Former state senator Jeff Brandes leads the Policy Project, and it recently released a report touting the concept of affordable housing vouchers to address the fact the current crisis conditions have pushed home ownership and rental housing beyond the reach of millions of Floridians. Other key topics also included accessory dwelling units (ADUs), inclusionary zoning, build-to-rent (BTR) developments, and the reduction of minimum lot sizes.

A consistent theme of collaboration emerged throughout the day plenary and break-out sessions. Many of the speakers noted that local and state governments must work with the private sector to address housing supply issues such as indicating that time and again by many that neither the public and private sectors have proven they can do affordable housing on their own – and there is no silver bullet.  Many panelists further agreed that it is important to view affordable housing not simply as a way to help families but as a means of igniting and sustaining the economy.

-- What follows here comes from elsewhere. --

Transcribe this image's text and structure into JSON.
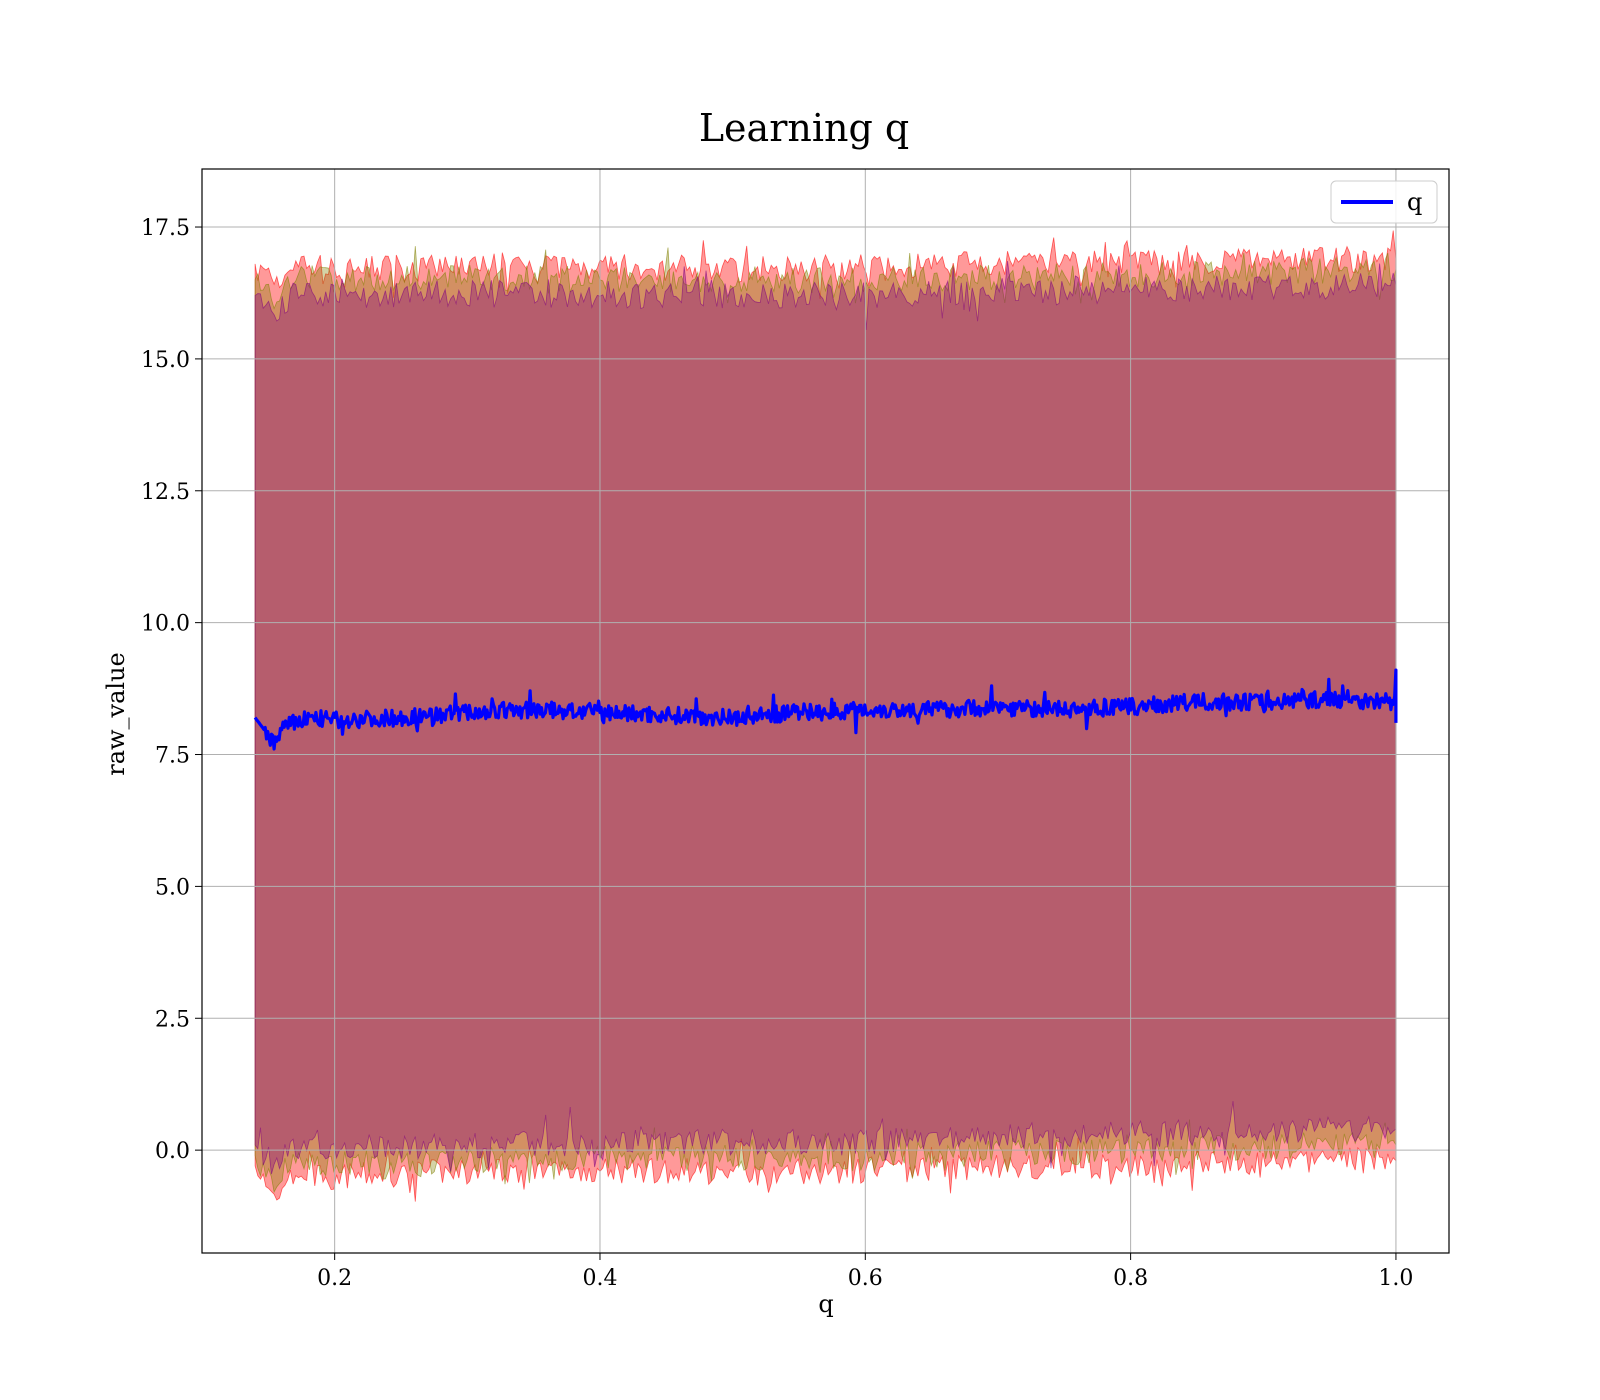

“If you don’t have enough affordable housing to support the jobs that are making your economy run, your economy is not going to be able to grow or expand,” said Blue Sky executive vice president Scott Macdonald.

State Sen. Blaise Ingoglia, Spring Hill, touted new Senate Bill 812, which would require certain governing bodies to create programs to expedite the process for issuing residential building permits before a final plat is recorded. Ingoglia said the new bill could also introduce more products into the market, helping alleviate some of Florida’s housing pressures.

Another highlight of the summit was a panel discussion on local housing solutions, during which Manatee County Commissioner George Kruse emphasized the importance of removing minimum parking requirements and allowing more by-right developments. He pointed out that the comprehensive plans and land development regulations are outdated and have not kept up with current needs, creating uncertainty for developers.

Sen. Ingoglia and Commissioner Kruse joined several other elected officials in attendance, including State Rep. Lindsey Cross, St. Petersburg, State Rep. Linda Chaney, St. Pete Beach, Pasco County Commissioner Jack Mariano, and St. Petersburg City Councilmember Gina Driscoll.